When you're not eating sugar for four weeks, you don't only miss eating delicious things but you miss baking. So, I found a recipe that was fun to make but only has 3 tablespoons sugar (that doesn't count). I've never made scones before or really thought about them, actually. But I had breakfast with Hope at the Cannon center the other day and they had the most delicious blueberry scones. So I went to my favorite recipe source, the American Test Kitchen cookbook, and tried out their recipe. It has all the qualities the scone critiques hunt for in good scones--light and fluffy, perfect amount of sweetness, barely crispy exterior.



Cream Scones

2 cups unbleached all-purpose flour, I used bread flour
1 tablespoon baking powder
3 tablespoons sugar
1/2 teaspoon salt
5 tablespoons chilled butter, cut into 1/4-inch cubes
1/2 cup currants (I used dried cranberries, and chopped them into smaller bits)
1 cup heavy cream

1. Adjust oven rack to middle position and heat oven to 425°F.
2. Place flour, baking powder, sugar and salt in large bowl or work bowl of food processor fitted with steel blade. Whisk together or pulse six times.
3. If making by hand, use two knives, a pastry blender or your fingertips and quickly cut in butter until mixture resembles coarse meal, with a few slightly larger butter lumps. Stir in currants. If using food processor, remove cover and distribute butter evenly over dry ingredients. Cover and pulse 12 times, each pulse lasting 1 second. Add currants and pulse one more time. Transfer dough to large bowl.

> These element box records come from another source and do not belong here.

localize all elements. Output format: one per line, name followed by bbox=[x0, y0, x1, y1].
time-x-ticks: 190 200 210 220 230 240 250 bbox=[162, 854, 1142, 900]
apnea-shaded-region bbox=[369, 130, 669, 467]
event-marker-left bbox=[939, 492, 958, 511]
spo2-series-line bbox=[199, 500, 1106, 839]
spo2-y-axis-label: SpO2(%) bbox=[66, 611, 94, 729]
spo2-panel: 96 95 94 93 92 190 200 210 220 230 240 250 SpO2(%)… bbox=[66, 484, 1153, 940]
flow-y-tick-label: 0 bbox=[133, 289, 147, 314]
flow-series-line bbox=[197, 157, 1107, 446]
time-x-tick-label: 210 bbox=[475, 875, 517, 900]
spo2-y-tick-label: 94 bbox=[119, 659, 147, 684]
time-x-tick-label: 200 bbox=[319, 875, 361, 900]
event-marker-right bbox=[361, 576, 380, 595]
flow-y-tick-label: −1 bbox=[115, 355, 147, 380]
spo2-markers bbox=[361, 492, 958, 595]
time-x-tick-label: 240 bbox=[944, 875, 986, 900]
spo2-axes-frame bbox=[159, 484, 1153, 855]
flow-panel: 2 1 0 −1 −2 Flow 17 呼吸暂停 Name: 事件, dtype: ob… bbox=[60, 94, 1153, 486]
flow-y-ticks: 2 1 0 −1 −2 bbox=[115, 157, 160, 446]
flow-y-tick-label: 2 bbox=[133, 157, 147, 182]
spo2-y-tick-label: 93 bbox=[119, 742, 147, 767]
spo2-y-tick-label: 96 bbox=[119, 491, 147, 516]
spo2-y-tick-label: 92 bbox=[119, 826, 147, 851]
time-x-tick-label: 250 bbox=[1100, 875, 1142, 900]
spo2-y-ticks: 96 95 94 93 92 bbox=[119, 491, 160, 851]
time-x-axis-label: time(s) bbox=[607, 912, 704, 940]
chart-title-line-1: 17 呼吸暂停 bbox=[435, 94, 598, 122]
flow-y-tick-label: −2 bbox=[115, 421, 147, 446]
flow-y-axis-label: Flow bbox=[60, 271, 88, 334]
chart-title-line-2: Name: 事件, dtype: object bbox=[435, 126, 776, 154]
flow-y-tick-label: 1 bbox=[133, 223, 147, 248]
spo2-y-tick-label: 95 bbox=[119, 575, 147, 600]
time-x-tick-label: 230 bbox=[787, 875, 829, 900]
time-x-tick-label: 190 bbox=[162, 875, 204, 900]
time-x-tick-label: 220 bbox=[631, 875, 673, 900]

4. Stir in heavy cream with a rubber spatula or fork until dough begins to form, about 30 seconds.

5. Transfer dough and all dry, floury bits to countertop and knead dough by hand just until it comes together into a rough, sticky ball, 5 to 10 seconds. Form scones by either a) pressing the dough into an 8-inch cake pan, then turning the dough out onto a lightly floured work surface, cutting the dough into 8 wedges with either a knife or bench scraper (the book’s suggestion) or b) patting the dough onto a lightly floured work surface into a 3/4-inch thick circle, cutting pieces with a biscuit cutter, and pressing remaining scraps back into another piece (what I did, because little circles just seemed cuter than wedges) and cutting until dough has been used up.

6. Place rounds or wedges on ungreased baking sheet and bake until scone tops are light brown, about 12 minutes. Cool on wire rack for at least 10 minutes. Best eaten warm, but good at room temp, too.

Yes, this is what I do on Friday nights--take pictures of things I bake. I'm trying to get better at food photography.

The little kitchen all these recipes come from, and the beautiful girls who help me (Jamie, Emily, and Brooke).